E l’impressione, attaccando “Sunken Condos”, è proprio di trovarsi di fronte a un sound immutabile, che non è superato oggi come non era all’avanguardia allora, ma che semplicemente si ripropone di irretire, o tutt’al più intrattenere, con le stesse armi intelligenti di sempre. Certo, il perfezionista Fagen non poteva sbagliare il (co)produttore, e la scelta di Michael Leonhart – mulistrumentista e guru da studio quasi più maniacale di lui, con il gusto per l’orchestrazione jazzy e l’arrangiamento perfetto – si rivela quantomai azzeccata, così come magnifica è ancora una volta la pulizia del suono, che farà, al solito, la gioia degli audiofili.
Niente da eccepire sul sound, dunque, oltre che sui soliti favolosi sessionmen (tra i quali brilla il chitarrista Jon Herington) e sugli arrangiamenti eleganti, in cui s’insinua, a tratti, un’inconsueta armonica à-la Wonder.
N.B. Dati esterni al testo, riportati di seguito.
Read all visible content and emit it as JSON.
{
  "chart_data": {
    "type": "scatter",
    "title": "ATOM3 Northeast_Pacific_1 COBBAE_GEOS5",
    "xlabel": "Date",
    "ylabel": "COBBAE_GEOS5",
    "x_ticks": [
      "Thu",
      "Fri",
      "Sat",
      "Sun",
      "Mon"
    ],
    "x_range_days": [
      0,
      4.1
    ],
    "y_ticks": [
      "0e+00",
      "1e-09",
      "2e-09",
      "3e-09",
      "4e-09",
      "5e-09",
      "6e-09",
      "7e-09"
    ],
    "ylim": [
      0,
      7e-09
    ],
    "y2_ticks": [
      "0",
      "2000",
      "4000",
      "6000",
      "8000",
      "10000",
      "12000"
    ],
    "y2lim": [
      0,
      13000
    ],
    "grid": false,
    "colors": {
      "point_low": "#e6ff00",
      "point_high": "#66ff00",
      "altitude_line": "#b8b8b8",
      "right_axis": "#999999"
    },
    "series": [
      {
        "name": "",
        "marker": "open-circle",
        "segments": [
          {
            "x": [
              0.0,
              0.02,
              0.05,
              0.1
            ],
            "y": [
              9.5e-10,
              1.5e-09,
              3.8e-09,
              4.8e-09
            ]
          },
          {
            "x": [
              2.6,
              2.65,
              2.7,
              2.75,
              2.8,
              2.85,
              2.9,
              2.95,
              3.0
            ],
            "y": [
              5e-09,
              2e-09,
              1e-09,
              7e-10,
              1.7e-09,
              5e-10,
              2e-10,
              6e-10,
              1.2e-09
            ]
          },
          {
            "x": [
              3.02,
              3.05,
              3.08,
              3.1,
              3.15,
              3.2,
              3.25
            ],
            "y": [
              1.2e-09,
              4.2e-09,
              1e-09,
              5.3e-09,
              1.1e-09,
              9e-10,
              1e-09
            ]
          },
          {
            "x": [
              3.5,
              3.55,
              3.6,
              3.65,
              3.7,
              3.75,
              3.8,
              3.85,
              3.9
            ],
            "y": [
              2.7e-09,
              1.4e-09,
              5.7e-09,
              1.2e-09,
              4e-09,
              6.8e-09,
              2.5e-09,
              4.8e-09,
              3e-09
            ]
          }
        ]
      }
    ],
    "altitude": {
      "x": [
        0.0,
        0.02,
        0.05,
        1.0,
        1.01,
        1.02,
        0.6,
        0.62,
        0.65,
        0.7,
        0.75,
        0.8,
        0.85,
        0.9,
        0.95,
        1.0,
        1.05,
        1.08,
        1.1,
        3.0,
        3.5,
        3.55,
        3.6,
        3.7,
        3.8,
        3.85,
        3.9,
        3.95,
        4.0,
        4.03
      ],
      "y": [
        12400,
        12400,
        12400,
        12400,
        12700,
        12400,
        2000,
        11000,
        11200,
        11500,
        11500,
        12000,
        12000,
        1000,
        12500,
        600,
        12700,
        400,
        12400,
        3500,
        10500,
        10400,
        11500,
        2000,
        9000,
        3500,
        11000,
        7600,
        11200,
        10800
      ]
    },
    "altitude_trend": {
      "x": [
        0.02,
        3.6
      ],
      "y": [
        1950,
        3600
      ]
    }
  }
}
E a convincere è anche il groove complessivo del disco, che su questo fronte - dall’iniziale funk sfrenato di “Slinky Thing” al serpeggiante incedere disco del singolo “I’m Not The Same Without You” fino alla tiratissima cover di “Out Of The Ghetto” di Isaac Hayes - segna un passo avanti rispetto al più statico e rilassato “Morph The Cat”.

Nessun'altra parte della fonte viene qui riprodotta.